Wearable devices are getting even smarter and are getting more beautiful. A survey conducted last year by strategy consulting firm Endeavour Partners found that 50 per cent of users lose interest in their wearables and cite aesthetics as one of the top reasons for returning them. Producers are increasingly paying attention to function and fashion.
David Ko, managing director of Daylight Partnership, oversees social media for Fitbit in Hong Kong and says they were seeing a lot of requests for new colours.
“People want bands that match what they are wearing,” says Ko.
Fitbit Charge HR launched in April with a choice of two colours – black or plum. Tangerine and blue wristbands came out last month. There is also the Tory Burch Fitbit, a collaboration that sees Fitbit Flex technology in a collection of gold, silver and rose gold bracelets and pendants.
Another big name in jewellery to embrace the trend is the Austrian maker of luxury cut lead glass, Swarovski. Earlier this year it teamed up with technology company Misfit to launch the Swarovski Shine collection, a line of flashy solar-powered activity trackers.
Wearables are great for monitoring fitness levels and motivation to exercise, but what if there are specific health issues?
Marco Peluso is founder and CEO of Qardio. He was inspired to create a product to monitor heart health after his father experienced a stroke. He wanted a device that could easily allow his dad to monitor his own health on a daily basis. QuardioArm is a blood pressure monitor that doesn’t look like a medical device. It’s a beautiful looking, compact device that works with Android and Apple Health and monitors heart rate, body temperature, stress level and respiratory rate.
Another new gadget that makes professional medical readings available is the iThermometer by Beijing-based Raiing. Available this year for US$99, the device can wirelessly monitor real-time temperature and send the information to a smartphone. If temperature raises over a critical point, it sends an alert and tips on what to do. It is useful for children who are vulnerable to body temperature increases.

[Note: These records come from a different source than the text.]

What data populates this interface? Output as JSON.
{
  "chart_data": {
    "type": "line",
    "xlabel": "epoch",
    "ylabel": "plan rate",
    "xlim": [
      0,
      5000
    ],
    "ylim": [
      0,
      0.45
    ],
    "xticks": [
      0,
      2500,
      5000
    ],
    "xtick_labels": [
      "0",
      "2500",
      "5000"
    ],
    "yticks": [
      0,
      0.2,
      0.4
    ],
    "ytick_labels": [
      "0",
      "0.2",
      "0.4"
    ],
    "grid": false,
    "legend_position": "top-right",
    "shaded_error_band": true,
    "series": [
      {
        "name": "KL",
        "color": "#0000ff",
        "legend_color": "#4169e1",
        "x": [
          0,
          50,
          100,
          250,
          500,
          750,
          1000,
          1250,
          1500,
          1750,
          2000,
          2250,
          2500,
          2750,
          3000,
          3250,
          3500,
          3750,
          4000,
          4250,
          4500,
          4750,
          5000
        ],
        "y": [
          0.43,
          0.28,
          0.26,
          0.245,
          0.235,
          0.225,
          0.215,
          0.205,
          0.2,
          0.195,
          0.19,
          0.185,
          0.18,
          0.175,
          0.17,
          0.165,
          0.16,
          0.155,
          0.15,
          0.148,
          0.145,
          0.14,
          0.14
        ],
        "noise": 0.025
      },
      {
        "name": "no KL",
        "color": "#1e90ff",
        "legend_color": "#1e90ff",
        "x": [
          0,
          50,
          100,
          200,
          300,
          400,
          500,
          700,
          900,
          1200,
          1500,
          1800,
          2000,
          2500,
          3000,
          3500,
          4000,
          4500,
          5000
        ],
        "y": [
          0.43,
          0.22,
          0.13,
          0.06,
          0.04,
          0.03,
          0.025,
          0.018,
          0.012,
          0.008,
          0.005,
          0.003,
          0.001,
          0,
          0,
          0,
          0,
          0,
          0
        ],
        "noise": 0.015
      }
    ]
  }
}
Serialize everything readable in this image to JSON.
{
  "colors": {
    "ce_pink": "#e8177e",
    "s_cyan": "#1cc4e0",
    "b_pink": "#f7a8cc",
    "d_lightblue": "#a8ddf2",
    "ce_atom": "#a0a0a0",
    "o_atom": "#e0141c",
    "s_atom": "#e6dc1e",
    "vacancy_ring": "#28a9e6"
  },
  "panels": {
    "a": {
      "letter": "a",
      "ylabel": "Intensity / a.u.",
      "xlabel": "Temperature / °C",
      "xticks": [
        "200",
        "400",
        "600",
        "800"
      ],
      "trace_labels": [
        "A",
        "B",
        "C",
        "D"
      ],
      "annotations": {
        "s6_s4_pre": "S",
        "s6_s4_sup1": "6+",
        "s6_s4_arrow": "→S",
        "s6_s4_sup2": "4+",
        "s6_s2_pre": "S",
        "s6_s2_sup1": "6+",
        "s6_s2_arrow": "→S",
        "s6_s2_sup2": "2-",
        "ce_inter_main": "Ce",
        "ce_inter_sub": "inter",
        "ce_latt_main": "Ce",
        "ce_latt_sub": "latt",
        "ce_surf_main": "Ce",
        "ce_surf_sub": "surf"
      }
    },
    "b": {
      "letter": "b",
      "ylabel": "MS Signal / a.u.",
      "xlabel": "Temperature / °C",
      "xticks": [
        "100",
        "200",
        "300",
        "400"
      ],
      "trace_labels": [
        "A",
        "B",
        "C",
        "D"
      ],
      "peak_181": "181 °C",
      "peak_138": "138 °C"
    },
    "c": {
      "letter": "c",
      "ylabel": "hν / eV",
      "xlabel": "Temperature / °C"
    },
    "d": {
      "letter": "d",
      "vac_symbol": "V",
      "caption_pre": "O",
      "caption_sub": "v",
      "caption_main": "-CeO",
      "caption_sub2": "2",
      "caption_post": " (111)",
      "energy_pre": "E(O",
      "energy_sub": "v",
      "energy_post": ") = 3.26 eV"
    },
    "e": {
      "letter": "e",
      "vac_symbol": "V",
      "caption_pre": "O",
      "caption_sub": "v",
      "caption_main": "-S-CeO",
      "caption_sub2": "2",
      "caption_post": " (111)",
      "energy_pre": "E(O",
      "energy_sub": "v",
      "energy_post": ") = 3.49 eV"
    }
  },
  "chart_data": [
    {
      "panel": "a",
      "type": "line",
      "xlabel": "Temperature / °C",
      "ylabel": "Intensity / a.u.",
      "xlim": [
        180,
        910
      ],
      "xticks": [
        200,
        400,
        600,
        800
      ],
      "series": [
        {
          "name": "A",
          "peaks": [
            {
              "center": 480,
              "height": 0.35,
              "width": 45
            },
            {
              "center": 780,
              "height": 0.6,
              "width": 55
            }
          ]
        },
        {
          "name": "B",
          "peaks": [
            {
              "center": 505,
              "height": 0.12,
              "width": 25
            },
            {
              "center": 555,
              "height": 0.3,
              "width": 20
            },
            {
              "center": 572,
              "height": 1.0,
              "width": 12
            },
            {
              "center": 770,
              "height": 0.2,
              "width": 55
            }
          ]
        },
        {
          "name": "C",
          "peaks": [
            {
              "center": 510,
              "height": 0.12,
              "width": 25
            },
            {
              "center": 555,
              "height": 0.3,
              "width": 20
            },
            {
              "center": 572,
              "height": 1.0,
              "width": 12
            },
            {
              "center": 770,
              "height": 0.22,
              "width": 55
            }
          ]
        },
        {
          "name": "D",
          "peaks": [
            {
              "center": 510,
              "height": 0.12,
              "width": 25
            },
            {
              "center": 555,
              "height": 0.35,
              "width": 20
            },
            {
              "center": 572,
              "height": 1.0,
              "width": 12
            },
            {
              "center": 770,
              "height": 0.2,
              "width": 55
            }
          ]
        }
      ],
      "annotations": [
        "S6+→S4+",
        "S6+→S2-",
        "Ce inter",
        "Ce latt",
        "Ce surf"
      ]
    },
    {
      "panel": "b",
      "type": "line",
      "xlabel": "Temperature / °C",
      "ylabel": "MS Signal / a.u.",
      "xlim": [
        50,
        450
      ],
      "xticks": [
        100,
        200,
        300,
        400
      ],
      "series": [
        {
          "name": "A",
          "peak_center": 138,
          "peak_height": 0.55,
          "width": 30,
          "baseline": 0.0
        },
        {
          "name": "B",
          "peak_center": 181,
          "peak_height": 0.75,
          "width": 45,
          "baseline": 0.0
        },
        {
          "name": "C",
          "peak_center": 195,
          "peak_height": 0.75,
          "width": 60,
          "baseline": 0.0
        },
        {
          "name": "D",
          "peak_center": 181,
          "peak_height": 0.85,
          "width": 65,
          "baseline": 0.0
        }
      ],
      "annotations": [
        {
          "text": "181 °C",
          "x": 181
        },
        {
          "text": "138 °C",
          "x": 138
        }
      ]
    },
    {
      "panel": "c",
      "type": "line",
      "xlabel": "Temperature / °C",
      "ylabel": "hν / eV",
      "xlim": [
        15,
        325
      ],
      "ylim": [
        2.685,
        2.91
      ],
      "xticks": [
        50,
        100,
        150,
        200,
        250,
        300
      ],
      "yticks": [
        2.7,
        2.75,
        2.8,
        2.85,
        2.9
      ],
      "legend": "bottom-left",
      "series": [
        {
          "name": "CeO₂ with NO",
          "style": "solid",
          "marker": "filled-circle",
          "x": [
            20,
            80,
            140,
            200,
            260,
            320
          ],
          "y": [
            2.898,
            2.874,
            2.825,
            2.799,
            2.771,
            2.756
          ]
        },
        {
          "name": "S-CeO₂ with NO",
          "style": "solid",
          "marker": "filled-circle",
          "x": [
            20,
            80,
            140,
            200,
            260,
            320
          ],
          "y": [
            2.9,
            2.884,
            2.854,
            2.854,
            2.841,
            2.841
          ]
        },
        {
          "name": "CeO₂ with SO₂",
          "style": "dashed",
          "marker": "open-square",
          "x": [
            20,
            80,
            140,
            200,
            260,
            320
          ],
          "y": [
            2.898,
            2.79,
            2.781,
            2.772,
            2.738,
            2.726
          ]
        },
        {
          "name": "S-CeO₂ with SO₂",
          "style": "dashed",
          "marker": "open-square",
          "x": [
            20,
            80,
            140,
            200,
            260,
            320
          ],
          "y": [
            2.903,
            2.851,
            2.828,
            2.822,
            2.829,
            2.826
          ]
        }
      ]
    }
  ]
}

For example, Topiramate is a drug given to very young children with epilepsy. The drugs works well, but one of the side effects is increased body temperature. iThermometer would allow the body temperature to be measured continuously and fluctuations immediately noted.
The same firm recently also launched iFertracker, a patch that is a must-have for women wanting to get pregnant. Worn under the armpit when the user sleeps, it monitors temperature variations to 0.005 degrees Celsius and can predict ovulation and crunch the data to work out the likely possibility of getting pregnant.
Looking ahead, there are some exciting wearables in the pipeline. Being is a mindfulness tracker from the Singaporean company Zensorium that claims to be able to tell good stress from bad as well as track your heart rate, blood pressure and sleep cycles. What makes this one exciting is that it aims to track the user’s emotions through heart rate monitoring and suggests deep breathing exercises when stress levels are high. It is available for pre-order (US$199) online.
The next generation of devices isn’t just helping us gather information on our health and fitness, it’s crunching the data and telling us what to do about it. And gadgets will be so good looking you’ll want to wear them: a fashion and lifestyle statement.